I was driving home from the bootcamp workout this morning and a song came on the radio. I pulled into the driveway as it was starting and stopped. I sat and listened, moved by the music, awed by the trees blowing in the wind, the blue sky, and the beauty of life. Waves of emotion washed over me. I was curious, why does music inspire? I know words can inspire emotion but in this case I wasn’t even listening to the words.
I checked this out. Music operates just as words. Except music is a higher vibration than words. There is much research available about energetic vibration. Love is the highest vibration of all and and as such it offers us the most inspiration. Ever wonder why there are so many songs about love?
We all offer a vibration, the more inspired, compassionate, loving we are, the higher our vibration, and thus our ability to affect change in our lives and those around us. Want to inspire yourself today? Turn on your favorite song, close your eyes, breathe deeply and feel your vibration rise.
Need a song? Here’s the one that stopped me:
Life is music, enjoy the notes you create today for they will become part of the larger symphony that is your epic journey.
Exert from the website http://www.healingmusic.org/
Our listening process starts with hearing. Beginning at the sixteenth week after conception. The cochlea [is a coil in our ear that] converts the vibrational energy of sound to electrical impulses that travel to the brain, and from there, travel to the brain stem. This energy at the brain stem activates the limbic system. It is here that emotional and physical reactions are produced. Sound energy moves on to the auditory cortex of the brain where we become conscious of the sound and can recognize what we are hearing.

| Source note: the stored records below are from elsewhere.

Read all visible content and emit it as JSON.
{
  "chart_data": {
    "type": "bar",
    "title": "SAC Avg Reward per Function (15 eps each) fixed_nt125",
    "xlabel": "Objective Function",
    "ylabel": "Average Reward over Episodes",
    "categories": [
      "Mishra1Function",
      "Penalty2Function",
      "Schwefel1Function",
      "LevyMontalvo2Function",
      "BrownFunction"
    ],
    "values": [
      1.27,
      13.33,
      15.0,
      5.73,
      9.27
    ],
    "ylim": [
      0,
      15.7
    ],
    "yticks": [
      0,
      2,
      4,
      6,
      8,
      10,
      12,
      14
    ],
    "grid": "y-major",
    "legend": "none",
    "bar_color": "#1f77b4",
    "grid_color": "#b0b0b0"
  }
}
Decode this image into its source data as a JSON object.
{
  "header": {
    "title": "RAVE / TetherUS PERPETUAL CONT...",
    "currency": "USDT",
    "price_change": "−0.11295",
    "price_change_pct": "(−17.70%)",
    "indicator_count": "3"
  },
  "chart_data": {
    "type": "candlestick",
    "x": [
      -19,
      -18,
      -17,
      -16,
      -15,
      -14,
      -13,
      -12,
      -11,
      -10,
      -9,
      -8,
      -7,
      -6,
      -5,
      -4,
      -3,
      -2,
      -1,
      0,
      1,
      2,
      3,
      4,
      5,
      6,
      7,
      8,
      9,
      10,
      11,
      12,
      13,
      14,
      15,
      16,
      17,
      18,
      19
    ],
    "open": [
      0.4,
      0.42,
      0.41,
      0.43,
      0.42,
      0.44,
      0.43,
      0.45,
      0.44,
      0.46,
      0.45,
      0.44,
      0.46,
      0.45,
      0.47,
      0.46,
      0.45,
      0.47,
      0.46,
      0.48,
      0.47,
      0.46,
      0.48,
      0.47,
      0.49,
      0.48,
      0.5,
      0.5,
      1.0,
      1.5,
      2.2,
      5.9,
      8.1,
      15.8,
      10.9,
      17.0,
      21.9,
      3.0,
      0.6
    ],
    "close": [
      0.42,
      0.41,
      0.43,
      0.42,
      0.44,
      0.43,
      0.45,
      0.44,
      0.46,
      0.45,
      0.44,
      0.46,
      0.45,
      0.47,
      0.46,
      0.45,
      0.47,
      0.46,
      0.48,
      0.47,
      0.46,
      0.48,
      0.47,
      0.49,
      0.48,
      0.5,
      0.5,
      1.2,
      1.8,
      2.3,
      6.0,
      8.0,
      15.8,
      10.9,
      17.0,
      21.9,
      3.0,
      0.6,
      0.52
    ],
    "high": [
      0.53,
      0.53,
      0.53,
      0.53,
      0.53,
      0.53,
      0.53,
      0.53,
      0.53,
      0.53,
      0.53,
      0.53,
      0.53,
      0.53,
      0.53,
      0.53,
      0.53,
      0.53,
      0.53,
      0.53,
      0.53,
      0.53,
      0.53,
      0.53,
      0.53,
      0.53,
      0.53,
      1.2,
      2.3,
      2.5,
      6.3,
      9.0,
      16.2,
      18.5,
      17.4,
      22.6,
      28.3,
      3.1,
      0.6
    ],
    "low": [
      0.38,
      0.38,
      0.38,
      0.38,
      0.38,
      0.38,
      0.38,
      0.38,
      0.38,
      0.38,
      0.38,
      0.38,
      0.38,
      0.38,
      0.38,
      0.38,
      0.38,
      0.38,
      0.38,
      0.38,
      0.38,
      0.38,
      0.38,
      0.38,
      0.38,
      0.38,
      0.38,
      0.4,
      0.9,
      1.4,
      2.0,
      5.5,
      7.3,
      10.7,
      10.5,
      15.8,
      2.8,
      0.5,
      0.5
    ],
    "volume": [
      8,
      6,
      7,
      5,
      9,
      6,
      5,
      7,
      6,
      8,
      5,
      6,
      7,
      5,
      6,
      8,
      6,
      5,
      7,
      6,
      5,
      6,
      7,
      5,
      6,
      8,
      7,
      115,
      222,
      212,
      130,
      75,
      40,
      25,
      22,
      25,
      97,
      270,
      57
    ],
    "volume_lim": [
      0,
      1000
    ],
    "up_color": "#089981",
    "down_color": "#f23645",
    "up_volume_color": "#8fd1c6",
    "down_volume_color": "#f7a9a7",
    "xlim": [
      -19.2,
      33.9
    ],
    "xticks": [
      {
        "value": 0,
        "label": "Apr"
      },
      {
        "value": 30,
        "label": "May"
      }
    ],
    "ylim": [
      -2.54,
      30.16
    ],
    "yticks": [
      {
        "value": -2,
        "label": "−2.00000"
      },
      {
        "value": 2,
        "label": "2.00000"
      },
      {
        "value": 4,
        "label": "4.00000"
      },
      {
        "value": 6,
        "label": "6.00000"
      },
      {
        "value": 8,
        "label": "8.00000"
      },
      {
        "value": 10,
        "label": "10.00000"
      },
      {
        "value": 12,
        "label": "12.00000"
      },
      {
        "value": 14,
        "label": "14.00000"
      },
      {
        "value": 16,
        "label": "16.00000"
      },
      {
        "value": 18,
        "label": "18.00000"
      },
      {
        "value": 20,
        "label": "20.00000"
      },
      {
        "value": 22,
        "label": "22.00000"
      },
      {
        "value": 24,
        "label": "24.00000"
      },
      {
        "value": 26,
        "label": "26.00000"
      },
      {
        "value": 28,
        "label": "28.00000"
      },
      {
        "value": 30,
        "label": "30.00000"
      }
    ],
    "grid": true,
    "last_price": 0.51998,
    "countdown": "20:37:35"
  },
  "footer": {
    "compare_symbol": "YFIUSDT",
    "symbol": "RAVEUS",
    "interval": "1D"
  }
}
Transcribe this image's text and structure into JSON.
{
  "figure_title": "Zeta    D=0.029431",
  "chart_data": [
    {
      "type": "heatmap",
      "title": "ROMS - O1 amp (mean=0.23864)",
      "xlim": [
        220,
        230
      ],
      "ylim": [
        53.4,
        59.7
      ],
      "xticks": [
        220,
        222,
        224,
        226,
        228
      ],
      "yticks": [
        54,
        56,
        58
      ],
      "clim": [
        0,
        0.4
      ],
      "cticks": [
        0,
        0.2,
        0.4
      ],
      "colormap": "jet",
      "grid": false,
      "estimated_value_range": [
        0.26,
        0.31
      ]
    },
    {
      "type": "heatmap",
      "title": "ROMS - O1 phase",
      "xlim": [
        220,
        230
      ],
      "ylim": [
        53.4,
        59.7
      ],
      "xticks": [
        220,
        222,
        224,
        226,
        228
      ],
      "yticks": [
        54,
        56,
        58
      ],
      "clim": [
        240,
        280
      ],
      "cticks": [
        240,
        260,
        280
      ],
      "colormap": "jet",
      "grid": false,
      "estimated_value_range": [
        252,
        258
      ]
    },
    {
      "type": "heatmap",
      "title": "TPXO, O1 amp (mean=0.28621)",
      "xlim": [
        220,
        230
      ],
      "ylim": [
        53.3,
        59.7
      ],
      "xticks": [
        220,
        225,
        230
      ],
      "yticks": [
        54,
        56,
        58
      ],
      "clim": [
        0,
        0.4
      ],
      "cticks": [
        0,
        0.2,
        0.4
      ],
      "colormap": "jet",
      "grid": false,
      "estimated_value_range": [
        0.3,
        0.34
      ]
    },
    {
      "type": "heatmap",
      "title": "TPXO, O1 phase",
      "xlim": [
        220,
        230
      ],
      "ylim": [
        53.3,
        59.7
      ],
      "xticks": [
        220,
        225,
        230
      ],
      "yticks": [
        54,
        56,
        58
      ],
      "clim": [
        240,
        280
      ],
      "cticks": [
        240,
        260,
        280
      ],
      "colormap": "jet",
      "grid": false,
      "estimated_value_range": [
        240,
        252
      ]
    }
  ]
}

As your brain comprehends the sounds or in this case the music, the electrical energy released by the neurons creates various frequencies of brain waves. The brain waves that are created (beta, alpha, theta, and delta) determine what “state of mind” you are in. Beta waves are most prevalent during focused and active thinking, alpha waves during relaxation and quiet creativity, theta waves during meditation and pre-sleep, and delta waves during our various stages of sleep (both dreaming and dreamless.)
Once through your brain, music in the form of electrical impulses make their way down your spinal cord causing an impact on the autonomic nervous system. This, in turn, can impact heart rate, pulse, blood pressure, and muscle tension.